I have spent since Monday so afraid of going to my session today. I didn't want to sink back into the transference - it is SO painful. As I thought over the last couple of days it was clearer and clearer to me that there was some serious transference going on. That there was no logical, rational explanation for my feelings. Almost like I was manufacturing facts out of thin air (I expected him to feel a particular way, therefore he must have felt that way).

I started the session telling him that there was clearly transference on Monday. He agreed that my behavior and trains of thought on Monday were not typical for me. I talked about assumptions that I seemed to be making and told him some stories from my childhood. I am starting to understand clearer that most people's world really is a lot more flexible than mine is.

It went well until we started talking concretely about what I could do to move forward. He made a suggestion that sent a wave of terror through me - and that surprised both of us. Then, as I was leaving I was scared that tomorrow I will go in and he'll tell me that I was too intellectual today (and so I would have failed therapy for the day...). He wouldn't promise me that he won't say tomorrow that I was too intellectual today...

So I stayed out of the transference (most of the session at least), and it seemed to me like we made a little progress. I tried really hard not to avoid the issue - hopefully I was successful.

 

Re: Transference at bay » fallsfall

Posted by Dinah on December 16, 2004, at 21:39:16

In reply to Transference at bay, posted by fallsfall on December 16, 2004, at 18:08:37

It sounds as if that was one heck of a productive session. And I noticed from your first post that you have an extraordinarily good handle on what's happening. When I understand something that well it always seems less overwhelming to me. Still distressing, but not as overwhelming.

Here's hoping you can keep it at bay. (Does garlic work on transference?)

 

Re: Transference at bay » fallsfall

Posted by daisym on December 17, 2004, at 0:03:56

In reply to Transference at bay, posted by fallsfall on December 16, 2004, at 18:08:37

No, he won't promise you but it sounds like you were very productive. I don't think you avoid the subject at all.

Sometimes after a session that has a heavy duty emotional component you need to process the last session. Which means intellectualizing has its place.

I agree with Dinah. You do sound like you can see what is happening even if you can't prevent it completely. And it sounds like at this point at least, you are keeping yourself from going completely under.

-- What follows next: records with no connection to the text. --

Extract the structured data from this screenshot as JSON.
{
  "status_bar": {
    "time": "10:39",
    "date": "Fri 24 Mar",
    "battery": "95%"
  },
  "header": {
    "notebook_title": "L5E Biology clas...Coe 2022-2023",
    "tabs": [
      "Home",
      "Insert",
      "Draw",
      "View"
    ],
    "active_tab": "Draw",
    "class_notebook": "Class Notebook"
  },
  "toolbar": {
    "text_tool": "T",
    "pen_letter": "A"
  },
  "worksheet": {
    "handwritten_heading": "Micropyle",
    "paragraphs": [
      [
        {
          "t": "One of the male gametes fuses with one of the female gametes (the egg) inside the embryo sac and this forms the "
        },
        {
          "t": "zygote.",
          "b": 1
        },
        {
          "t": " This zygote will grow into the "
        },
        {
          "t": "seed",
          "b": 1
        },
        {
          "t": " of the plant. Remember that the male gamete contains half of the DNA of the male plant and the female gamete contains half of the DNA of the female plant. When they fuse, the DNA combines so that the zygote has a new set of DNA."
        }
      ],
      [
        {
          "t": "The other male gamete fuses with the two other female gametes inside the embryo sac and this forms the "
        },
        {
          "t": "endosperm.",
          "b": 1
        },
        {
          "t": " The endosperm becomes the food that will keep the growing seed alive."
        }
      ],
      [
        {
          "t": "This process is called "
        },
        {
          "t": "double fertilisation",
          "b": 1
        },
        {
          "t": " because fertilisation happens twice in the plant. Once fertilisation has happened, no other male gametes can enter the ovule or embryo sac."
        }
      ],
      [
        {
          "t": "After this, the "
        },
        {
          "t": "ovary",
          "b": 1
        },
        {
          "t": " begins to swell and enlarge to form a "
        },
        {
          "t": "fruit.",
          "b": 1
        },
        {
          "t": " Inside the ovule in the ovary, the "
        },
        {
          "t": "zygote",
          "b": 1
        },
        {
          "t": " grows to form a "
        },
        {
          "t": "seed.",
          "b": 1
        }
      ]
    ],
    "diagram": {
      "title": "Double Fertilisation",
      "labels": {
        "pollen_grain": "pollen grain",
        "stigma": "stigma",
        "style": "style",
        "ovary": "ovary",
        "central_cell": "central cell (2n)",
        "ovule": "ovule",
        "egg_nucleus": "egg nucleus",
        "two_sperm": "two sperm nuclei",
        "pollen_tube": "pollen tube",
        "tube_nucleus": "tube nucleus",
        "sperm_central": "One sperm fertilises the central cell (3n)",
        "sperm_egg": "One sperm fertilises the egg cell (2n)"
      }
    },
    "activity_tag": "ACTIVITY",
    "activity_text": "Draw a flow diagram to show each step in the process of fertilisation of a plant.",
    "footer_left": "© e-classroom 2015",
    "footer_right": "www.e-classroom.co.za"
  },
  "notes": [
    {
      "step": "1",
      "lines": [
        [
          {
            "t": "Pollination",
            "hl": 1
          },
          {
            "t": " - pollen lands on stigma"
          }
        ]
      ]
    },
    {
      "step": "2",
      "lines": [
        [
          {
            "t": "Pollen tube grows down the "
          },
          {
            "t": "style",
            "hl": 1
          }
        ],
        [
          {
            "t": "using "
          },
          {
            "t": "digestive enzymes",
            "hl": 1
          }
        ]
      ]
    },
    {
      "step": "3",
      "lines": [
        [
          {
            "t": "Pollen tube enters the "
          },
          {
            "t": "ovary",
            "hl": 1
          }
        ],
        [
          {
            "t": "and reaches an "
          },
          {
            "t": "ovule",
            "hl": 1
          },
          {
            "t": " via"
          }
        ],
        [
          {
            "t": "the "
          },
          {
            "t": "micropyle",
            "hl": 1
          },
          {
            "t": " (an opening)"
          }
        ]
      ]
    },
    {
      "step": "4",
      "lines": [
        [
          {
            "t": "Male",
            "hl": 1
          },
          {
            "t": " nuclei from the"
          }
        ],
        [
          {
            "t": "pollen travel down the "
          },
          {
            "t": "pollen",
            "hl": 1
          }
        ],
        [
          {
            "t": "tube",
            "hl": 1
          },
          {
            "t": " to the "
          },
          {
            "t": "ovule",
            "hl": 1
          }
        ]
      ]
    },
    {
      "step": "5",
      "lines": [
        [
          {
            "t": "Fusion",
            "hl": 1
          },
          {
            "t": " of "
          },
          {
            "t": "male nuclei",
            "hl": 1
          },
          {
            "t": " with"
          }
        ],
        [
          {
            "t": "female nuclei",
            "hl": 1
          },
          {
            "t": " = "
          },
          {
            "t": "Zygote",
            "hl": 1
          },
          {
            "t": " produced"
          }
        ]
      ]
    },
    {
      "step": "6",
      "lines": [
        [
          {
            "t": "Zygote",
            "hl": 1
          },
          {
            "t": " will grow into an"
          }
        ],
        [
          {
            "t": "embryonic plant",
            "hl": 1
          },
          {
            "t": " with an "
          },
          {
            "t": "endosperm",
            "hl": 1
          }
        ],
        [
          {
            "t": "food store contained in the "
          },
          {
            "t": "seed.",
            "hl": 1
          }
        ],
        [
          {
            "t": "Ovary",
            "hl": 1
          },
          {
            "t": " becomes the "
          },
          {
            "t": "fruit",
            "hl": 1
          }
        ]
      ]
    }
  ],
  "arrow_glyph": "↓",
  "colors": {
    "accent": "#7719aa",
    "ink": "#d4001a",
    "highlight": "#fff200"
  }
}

I hope tomorrow's session is at least as successful.

Here is a hug for support.

(((Fallsfall)))

 

Re: Transference at bay » Dinah

Posted by gardenergirl on December 17, 2004, at 8:17:09

In reply to Re: Transference at bay » fallsfall, posted by Dinah on December 16, 2004, at 21:39:16

> Here's hoping you can keep it at bay. (Does garlic work on transference?)


LOL, I'll get started on those necklaces right now. Dinah, I think you've hit on a huge money-maker!